Como já o Freire de Sousa referiu no seu último post, o bail-out de 17.000 milhões de €
aos seus principais bancos indicia a presença de um “corralito” no seio da zona
euro que vem complicar a já de si bastante completa situação deste espaço. Na
verdade, a pressão sobre o governo cipriota, provavelmente liderada pelo
ministro das Finanças alemão Schauble, impôs que os depositantes dos bancos cipriotas
suportassem uma parte do resgate, sob pena da solução alternativa ser o default absoluto e completo dos compromissos
bancários cipriotas.
Mas, à medida que se conhecem melhor os pormenores
da operação, concretizada ao pormenor e jogando com o encerramento dos bancos no
fim de semana e na segunda feira feriado em Chipre, a intervenção é mais complexa,
não assumindo propriamente os contornos de um resgate típico. A perda dos depositantes
é introduzida através de um imposto único e circunstancial sobre os depósitos (9,9%
para depósitos acima dos 100.000 € e 6,75% para depósitos abaixo desse valor),
mas que é reconvertido em ações dos bancos intervencionados entregues a esses mesmos
depositantes.
Alguns círculos de opinião fizeram-se ecos de que
a imposição de uma fatia da perda aos depositantes seria uma penosidade enviesada
a dinheiro menos claro (sobretudo proveniente da Rússia) que circularia pelos bancos
cipriotas. Mas a decisão de quebrar a barreira dos 100.000 € e penalizar também
os depósitos abaixo desse valor deita por terra essa pretensão justiceira. Trata-se
isso sim de uma profunda viragem nos processos de bail-out.

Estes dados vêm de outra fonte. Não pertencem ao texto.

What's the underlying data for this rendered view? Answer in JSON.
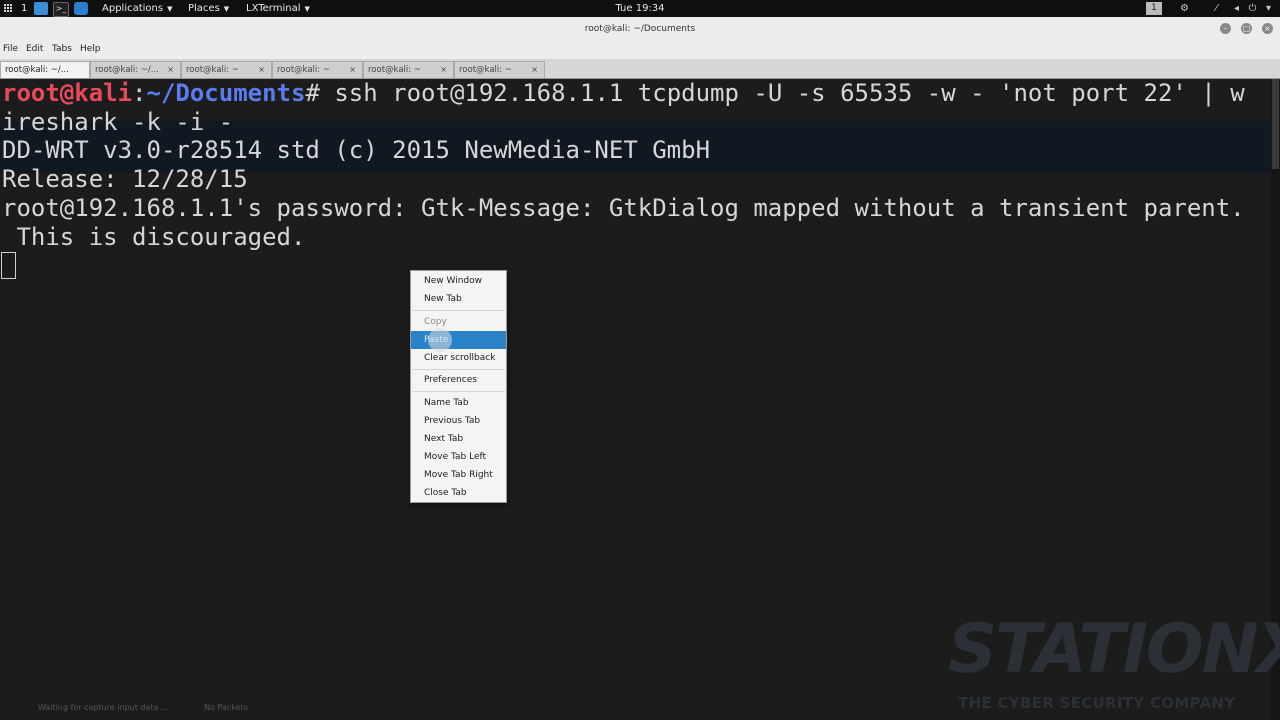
{
  "topbar": {
    "workspace_number": "1",
    "applications_label": "Applications",
    "places_label": "Places",
    "terminal_task_label": "LXTerminal",
    "clock": "Tue 19:34",
    "workspace_badge": "1",
    "icons": [
      "apps-grid-icon",
      "desktop-icon",
      "terminal-icon",
      "kali-icon",
      "network-icon",
      "wifi-icon",
      "volume-icon",
      "power-icon"
    ]
  },
  "window": {
    "title": "root@kali: ~/Documents",
    "menu": [
      "File",
      "Edit",
      "Tabs",
      "Help"
    ],
    "tabs": [
      {
        "label": "root@kali: ~/..."
      },
      {
        "label": "root@kali: ~/..."
      },
      {
        "label": "root@kali: ~"
      },
      {
        "label": "root@kali: ~"
      },
      {
        "label": "root@kali: ~"
      },
      {
        "label": "root@kali: ~"
      }
    ],
    "tab_close": "×"
  },
  "terminal": {
    "prompt_user": "root@kali",
    "prompt_sep": ":",
    "prompt_path": "~/Documents",
    "prompt_hash": "#",
    "command_part1": " ssh root@192.168.1.1 tcpdump -U -s 65535 -w - 'not port 22' | w",
    "command_part2": "ireshark -k -i -",
    "line3": "DD-WRT v3.0-r28514 std (c) 2015 NewMedia-NET GmbH",
    "line4": "Release: 12/28/15",
    "line5": "root@192.168.1.1's password: Gtk-Message: GtkDialog mapped without a transient parent.",
    "line6": " This is discouraged."
  },
  "context_menu": {
    "new_window": "New Window",
    "new_tab": "New Tab",
    "copy": "Copy",
    "paste": "Paste",
    "clear_scrollback": "Clear scrollback",
    "preferences": "Preferences",
    "name_tab": "Name Tab",
    "previous_tab": "Previous Tab",
    "next_tab": "Next Tab",
    "move_tab_left": "Move Tab Left",
    "move_tab_right": "Move Tab Right",
    "close_tab": "Close Tab"
  },
  "background_status": {
    "left": "Waiting for capture input data ...",
    "right": "No Packets"
  },
  "watermark": {
    "brand": "STATIONX",
    "tagline": "THE CYBER SECURITY COMPANY"
  },
  "colors": {
    "prompt_user": "#e8495b",
    "prompt_path": "#5b7cf0",
    "menu_highlight": "#2a82c8",
    "terminal_bg": "#1c1c1c"
  }
}
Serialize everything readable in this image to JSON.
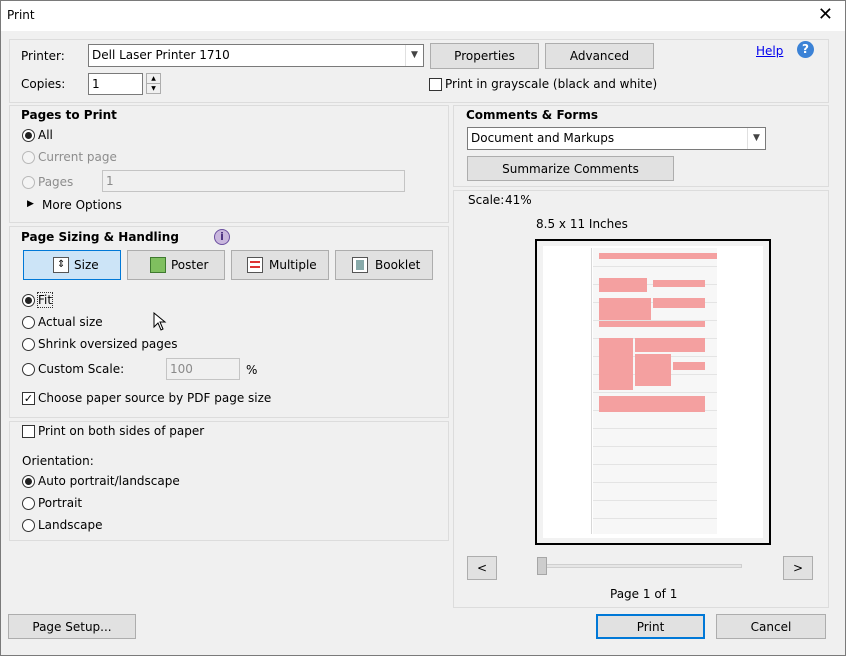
{
  "dialog": {
    "title": "Print",
    "close_glyph": "✕"
  },
  "printer": {
    "printer_label": "Printer:",
    "printer_value": "Dell Laser Printer 1710",
    "properties_label": "Properties",
    "advanced_label": "Advanced",
    "help_label": "Help",
    "help_glyph": "?",
    "copies_label": "Copies:",
    "copies_value": "1",
    "grayscale_label": "Print in grayscale (black and white)"
  },
  "pages_to_print": {
    "heading": "Pages to Print",
    "all_label": "All",
    "current_label": "Current page",
    "pages_label": "Pages",
    "pages_value": "1",
    "more_options_label": "More Options"
  },
  "page_sizing": {
    "heading": "Page Sizing & Handling",
    "info_glyph": "i",
    "buttons": {
      "size": "Size",
      "poster": "Poster",
      "multiple": "Multiple",
      "booklet": "Booklet"
    },
    "fit_label": "Fit",
    "actual_label": "Actual size",
    "shrink_label": "Shrink oversized pages",
    "custom_label": "Custom Scale:",
    "custom_value": "100",
    "percent": "%",
    "paper_source_label": "Choose paper source by PDF page size"
  },
  "duplex": {
    "both_sides_label": "Print on both sides of paper",
    "orientation_label": "Orientation:",
    "auto_label": "Auto portrait/landscape",
    "portrait_label": "Portrait",
    "landscape_label": "Landscape"
  },
  "comments": {
    "heading": "Comments & Forms",
    "select_value": "Document and Markups",
    "summarize_label": "Summarize Comments"
  },
  "preview": {
    "scale_label": "Scale:",
    "scale_value": "41%",
    "paper_size": "8.5 x 11 Inches",
    "prev_glyph": "<",
    "next_glyph": ">",
    "page_indicator": "Page 1 of 1"
  },
  "footer": {
    "page_setup_label": "Page Setup...",
    "print_label": "Print",
    "cancel_label": "Cancel"
  },
  "colors": {
    "accent": "#0078d7",
    "preview_markup": "#f4a0a0"
  }
}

Imaginemos que em Portugal segunda-feira era feriado
e que terça-feira veríamos a generalidade dos nossos depósitos transformada numa
percentagem não despicienda transformada em títulos que não serão mais do que lixo
nos próximos tempos. Não será difícil antecipar as reações desencontradas que tal
intervenção suscitaria. Karl Whelan tem um excelente artigo sobre os cenários de
reação de expectativas que podem ocorrer esta semana em países como a Grécia, Espanha
e porque não em Portugal. Para uma mais completa e técnica apreciação da complexidade
da intervenção, o FT Alphaville tem também um bom artigo sobre a matéria.

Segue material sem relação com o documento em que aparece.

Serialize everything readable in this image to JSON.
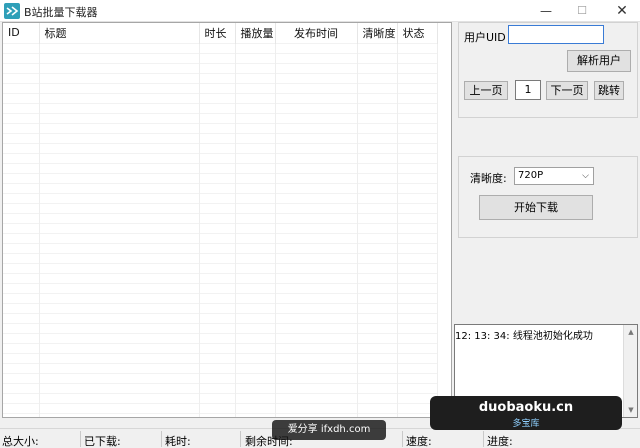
{
  "window": {
    "title": "B站批量下载器",
    "minimize_glyph": "—",
    "maximize_glyph": "☐",
    "close_glyph": "✕",
    "icon": "bilibili-app-icon"
  },
  "table": {
    "columns": [
      "ID",
      "标题",
      "时长",
      "播放量",
      "发布时间",
      "清晰度",
      "状态"
    ],
    "rows": []
  },
  "user_panel": {
    "uid_label": "用户UID",
    "uid_value": "",
    "parse_button": "解析用户",
    "prev_button": "上一页",
    "page_value": "1",
    "next_button": "下一页",
    "jump_button": "跳转"
  },
  "download_panel": {
    "quality_label": "清晰度:",
    "quality_selected": "720P",
    "start_button": "开始下载"
  },
  "log": {
    "lines": [
      "12: 13: 34: 线程池初始化成功"
    ]
  },
  "status": {
    "total_size": "总大小:",
    "downloaded": "已下载:",
    "elapsed": "耗时:",
    "remaining": "剩余时间:",
    "speed": "速度:",
    "progress": "进度:"
  },
  "watermarks": {
    "ifxdh": "爱分享 ifxdh.com",
    "duobaoku_main": "duobaoku.cn",
    "duobaoku_sub": "多宝库"
  }
}
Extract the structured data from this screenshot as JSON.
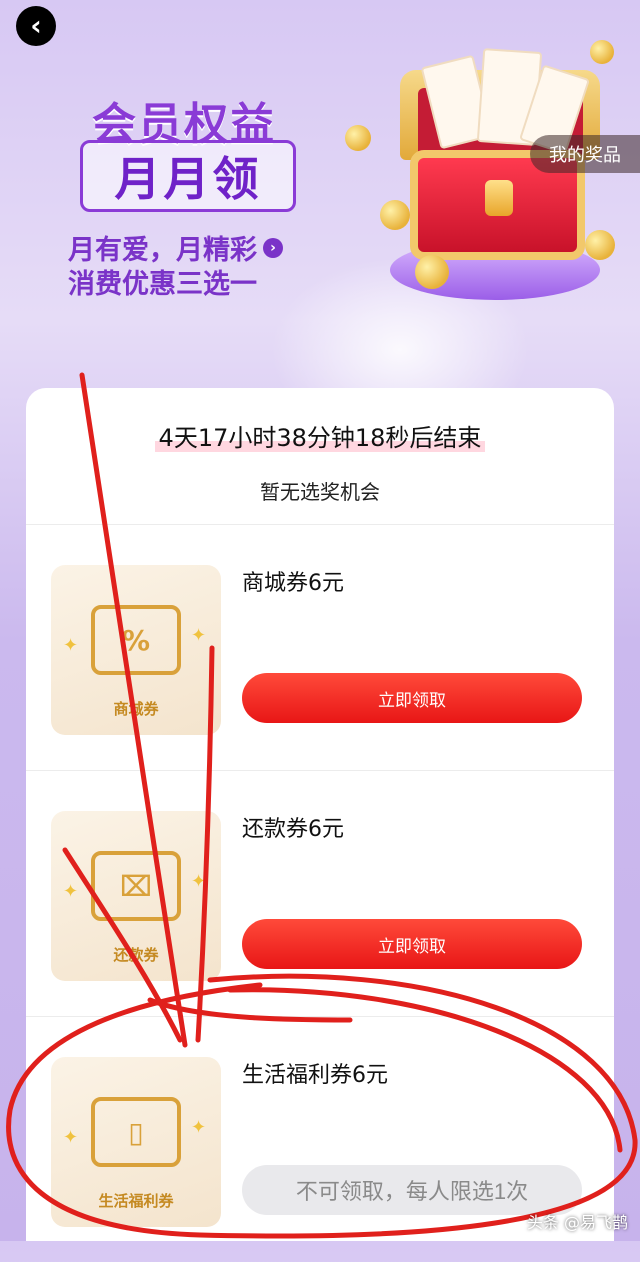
{
  "nav": {
    "back_icon": "chevron-left-icon",
    "back_glyph": "‹"
  },
  "banner": {
    "title": "会员权益",
    "subtitle": "月月领",
    "slogan1": "月有爱，月精彩",
    "slogan_arrow": "›",
    "slogan2": "消费优惠三选一",
    "my_prizes": "我的奖品"
  },
  "card": {
    "countdown": "4天17小时38分钟18秒后结束",
    "no_chance": "暂无选奖机会",
    "items": [
      {
        "name": "商城券6元",
        "image_label": "商城券",
        "image_icon": "%",
        "button": "立即领取",
        "state": "available"
      },
      {
        "name": "还款券6元",
        "image_label": "还款券",
        "image_icon": "⌧",
        "button": "立即领取",
        "state": "available"
      },
      {
        "name": "生活福利券6元",
        "image_label": "生活福利券",
        "image_icon": "▯",
        "button": "不可领取，每人限选1次",
        "state": "disabled"
      }
    ]
  },
  "watermark": "头条 @易飞鹊",
  "colors": {
    "accent_purple": "#7a33c8",
    "button_red": "#e81616",
    "annotation_red": "#e0201c"
  }
}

O que parece ressaltar daqui é que o princípio das
medidas isoladas e não extensíveis a outros países começa a cair por terra. O caso
de Chipre mostra assim como a associação entre as políticas de austeridade e a pretensa
confiança e estabilidade é um verdadeiro flop
agravando irreversivelmente toda a relação custo-benefício da penosidade que nos
tem sido imposta. O que tudo isto significa é que a segurança dos depósitos resultantes
de poupanças simples e normais, sem quaisquer preocupações de risco ou de especulação
é uma treta. Parece que já ninguém se lembra dos passos que foram entretanto
dados no sentido da união bancária europeia. A vertigem de tudo isto é preocupante.